1
ewpratten.com/content/blog/2023-02-15-wireguard-options.md
Evan Pratten 66528d6284 Revert "The great migration"
This reverts commit f184e610368cedc50f9dd557953c83f70b55f329.
2024-11-14 12:45:30 -05:00

71 lines
2.5 KiB
Markdown

---
title: Some lesser known WireGuard settings
description: Things I will probably forget in an important moment
date: 2023-02-15
tags:
- random
- networking
draft: false
extra:
auto_center_images: true
excerpt: This post covers some lesser known WireGuard configuration options that
I have found useful
discuss:
reddit: https://www.reddit.com/r/ewpratten/comments/12xzvun/some_lesser_known_wireguard_settings/
aliases:
- /blog/wireguard-options
---
I extensively use [WireGuard](https://www.wireguard.com/) to keep various devices connected across foreign and unstable networks. Over the past few years of doing this, I've discovered a few handy configuration tricks that can help in weirdly specific situations. The following is a short overview to be used as reference in the future.
## DNS
When configuring a client, you can specify DNS servers to use. This is useful for sending people config files that automatically point to your own DNS server.
```ini
[Interface]
# ...
DNS = 2606:4700:4700::1111, 1.1.1.1
```
While manually setting DNS servers may not be a huge deal, it is important to note that this also works for search domains.
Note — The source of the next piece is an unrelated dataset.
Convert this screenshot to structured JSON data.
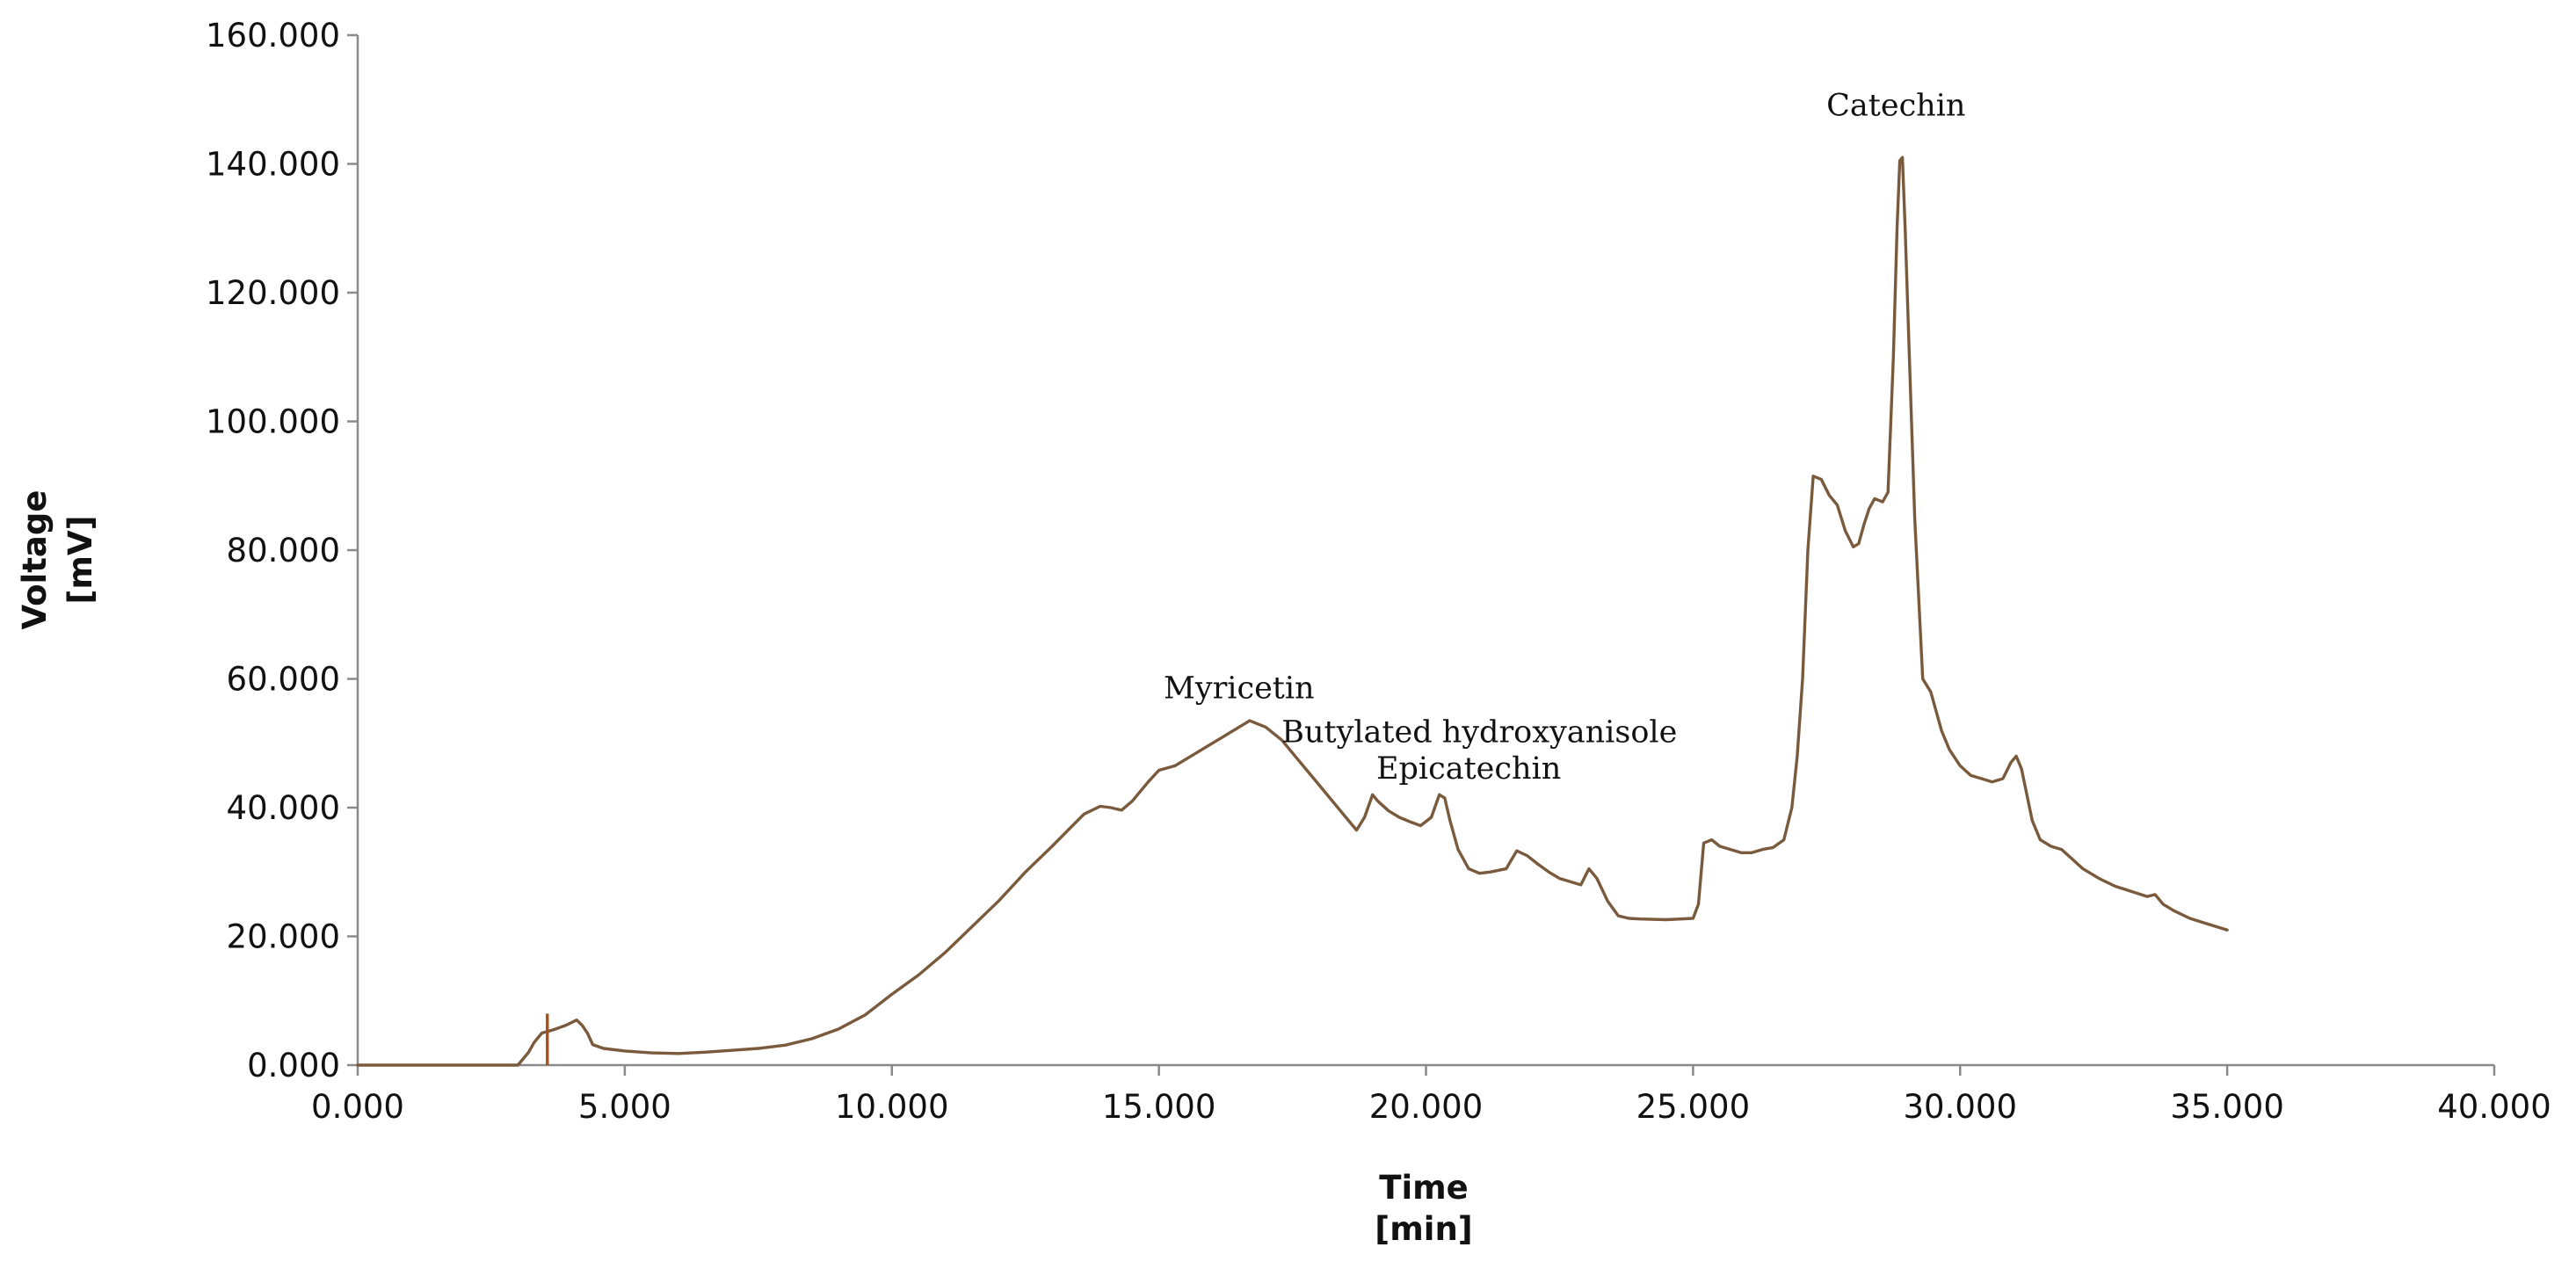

Thus, if you had records for the clients on your network in `example.com` (like `phone.example.com` and `laptop.example.com`) and added the following to your `Interface` block:
```ini
DNS = example.com
```
The devices would become resolvable by just their hostname. For example, `ping phone` would do the same as `ping phone.example.com`.
## Disabling the routing table
Anyone who has tried using a dynamic routing protocol over WireGuard knows that it is a pain to get traffic to go where you want. Luckily, you can force WireGuard to not touch the routing table at all, allowing you to use your own routing protocol instead.
```ini
[Interface]
# ...
Table = off
[Peer]
# ...
AllowedIPs = ::/0, 0.0.0.0/0
```
**Note:** The `AllowedIPs` line is still required for WireGuard to send traffic to the peer.
## Playing nice with the firewalld
In my own experimentation, I've noticed that WireGuard interfaces on Fedora will by default take the most lax firewall policy on the device. This is sub-optimal for many reasons.
To fix this, you can make `wg-quick` also configure the firewall for you during interface setup.
```ini
[Interface]
# ...
PostUp = firewall-cmd --zone public --add-interface %i
PostDown = firewall-cmd --zone public --remove-interface %i
```
Now, the interface will be governed by the `public` zone, which is generally the *strictest* zone on the system.